Biden spoke to Republicans and Democrats during a visit to the Congressional baseball game on Wednesday evening
Extended child tax credit
Democrats expanded the child tax credit for 2021 in their $1.9 trillion COVID-19 relief plan, and now want to extend it through 2025.
Under the enhancement, families receive $3,600 per child under age 6, and $3,000 per child age 6 to 18. Most families receive monthly payments of either $250 or $300 per child.
The full expanded child tax credit is available to individuals making up to $75,000 or married couples making up to $150,000,
Tax cuts for workers without children
The White House says roughly 17 million low-wage workers will benefit from the increase in the Earned-Income tax credit from $543 to $1,502.
Paid family medical leave
U.S. would have comprehensive paid leave, covering 12 weeks of paid family and medical leave. The legislation would replace at least two-thirds of earnings, up to $4,000 per month, while the lowest-paid workers would receive 80 percent of their income.
Child care and universal pre-K
Every family that applies shall be offered child care assistance for children ages 0 to 5. In all, the plan allocates roughly $450 billion to lower the cost of child care and provide two years of universal pre-K for 3- and 4-year-olds, according to the House Education and Labor Committee.
The panel estimated that this proposal would keep the cost of child care at or below 7 per cent of most families’ income.
This heavily debated provision would expand Medicare to include coverage of dental, hearing and vision services.
Cut prescription drug prices
Another key part of the bill is aimed at helping to slash prescription drug prices.
Americans on average pay two to three times as much as people in other countries for prescription drugs, according to the White House.
The administration will lower drug costs by letting Medicare negotiate prices and removing the impact of pharmaceutical companies.
How the Biden administration plans to pay for it
Democrats have included tax plan to pay for the huge bill, that mainly targets the rich.
The corporate tax rate would rise from 21 per cent to 26 percent, and the top income tax rate for Americans making over $400,000 would increase from 37 per cent to 39.6 percent. The top capital gains rate would also go from 20 percent to 25 percent.
Biden has promised he won’t raise taxes on anyone earning less than $400,000, but Republicans insist that simply won’t happen.
Democrats are also looking to spend $79billion in additional funding to bulk up IRS enforcement and try and crack down on tax avoiders.
This includes a plan that banks will be have to report transactions over $600 to the IRS.
This crackdown on unreported income is expected to generate $463 billion over the next decade, according to the Office of Tax Analysis. That money would be used to partially fund Biden’s $3.5 trillion budget reconciliation plan.

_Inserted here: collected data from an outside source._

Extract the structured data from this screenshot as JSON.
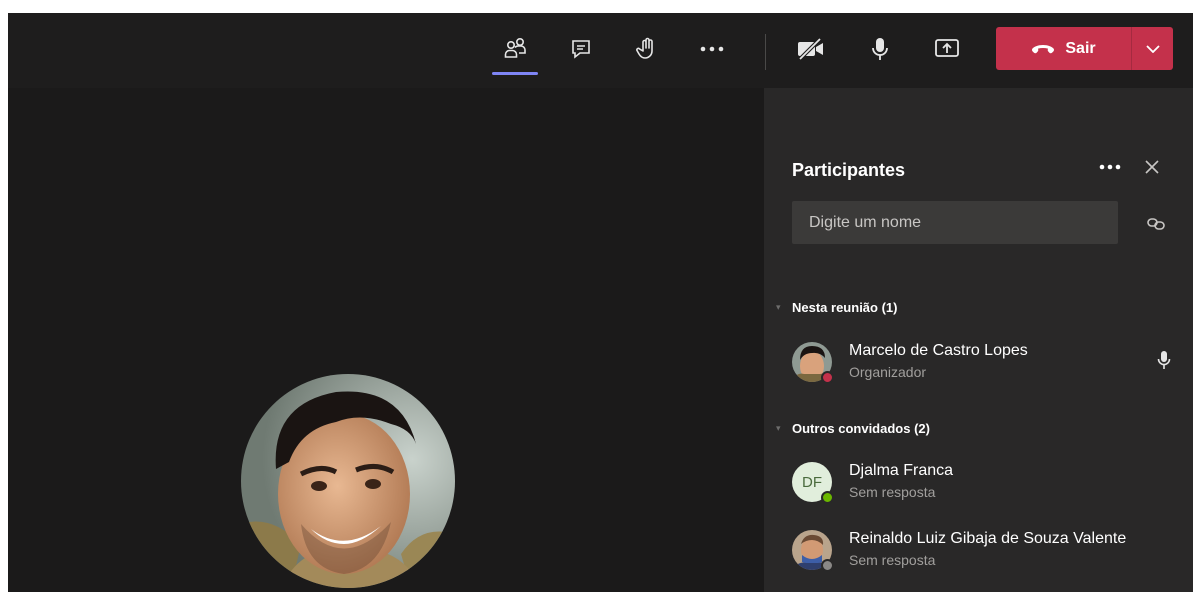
{
  "toolbar": {
    "buttons": [
      {
        "name": "participants",
        "icon": "participants-icon",
        "active": true
      },
      {
        "name": "chat",
        "icon": "chat-icon"
      },
      {
        "name": "raise-hand",
        "icon": "hand-icon"
      },
      {
        "name": "more",
        "icon": "more-icon"
      },
      {
        "name": "camera",
        "icon": "camera-off-icon"
      },
      {
        "name": "mic",
        "icon": "mic-icon"
      },
      {
        "name": "share",
        "icon": "share-screen-icon"
      }
    ],
    "leave_label": "Sair",
    "leave_color": "#c4314b",
    "active_indicator_color": "#7f85f5"
  },
  "panel": {
    "title": "Participantes",
    "search_placeholder": "Digite um nome",
    "sections": [
      {
        "label": "Nesta reunião (1)",
        "people": [
          {
            "name": "Marcelo de Castro Lopes",
            "role": "Organizador",
            "status_color": "#c4314b",
            "has_mic": true
          }
        ]
      },
      {
        "label": "Outros convidados (2)",
        "people": [
          {
            "name": "Djalma Franca",
            "initials": "DF",
            "role": "Sem resposta",
            "status_color": "#6bb700"
          },
          {
            "name": "Reinaldo Luiz Gibaja de Souza Valente",
            "role": "Sem resposta",
            "status_color": "#8a8886"
          }
        ]
      }
    ]
  }
}
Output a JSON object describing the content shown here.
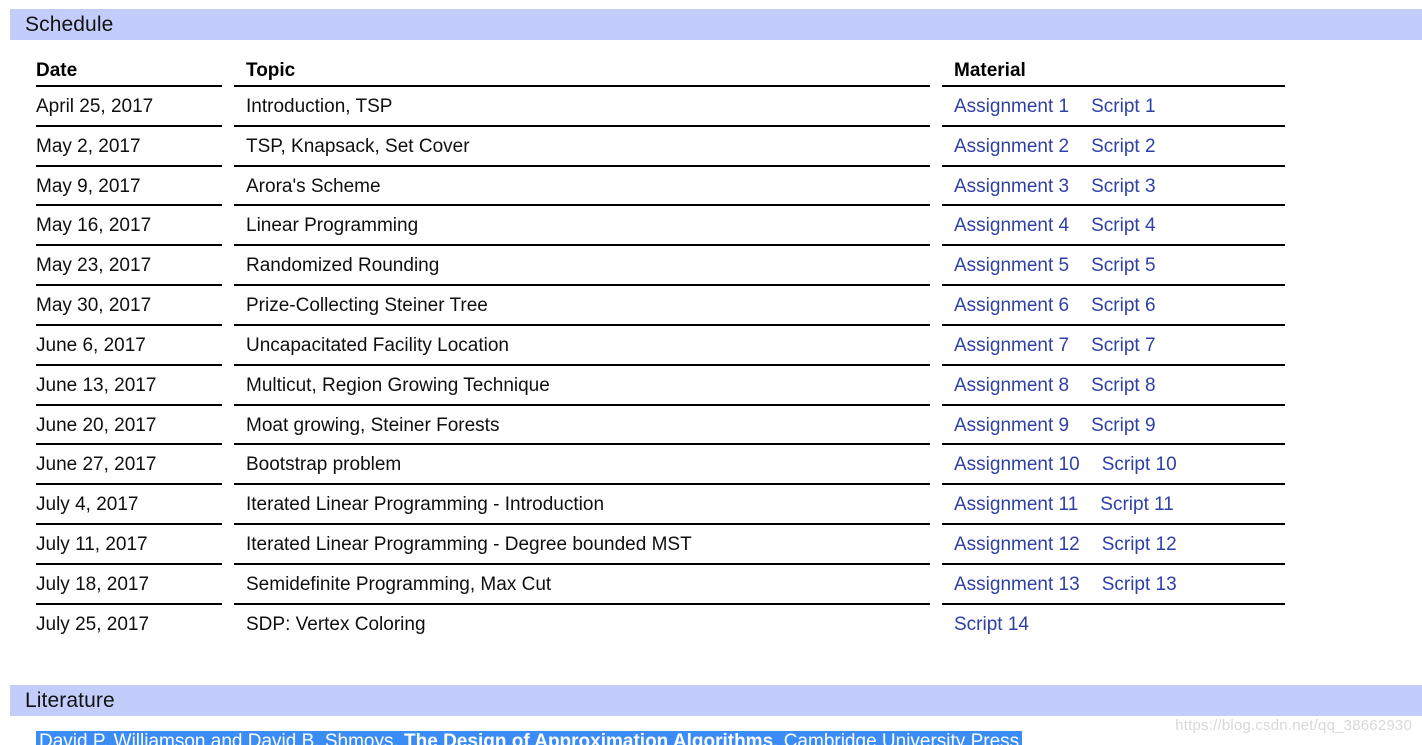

The Joint Committee on Taxation estimates the tax changes spearheaded by Democrats would raise more than $2 trillion in revenue over 10 years, with roughly $1 trillion in tax increases from high-income Americans and nearly $1 trillion from corporate and international tax reforms.
How much will it really cost?
The White House has suggested that the huge spending plan will cost ‘zero dollars’.
But an analysis by the Committee for a Responsible Federal Budget (CRFB) found the proposals in the agenda would require the US to directly borrow $1 trillion, projecting that nearly $3 trillion would be added to the national debt over the next 10 years.
The former measure, which passed the Senate in August, would only offset its own costs by about $200 billion according to the CRFB. That leaves $350 billion to be paid.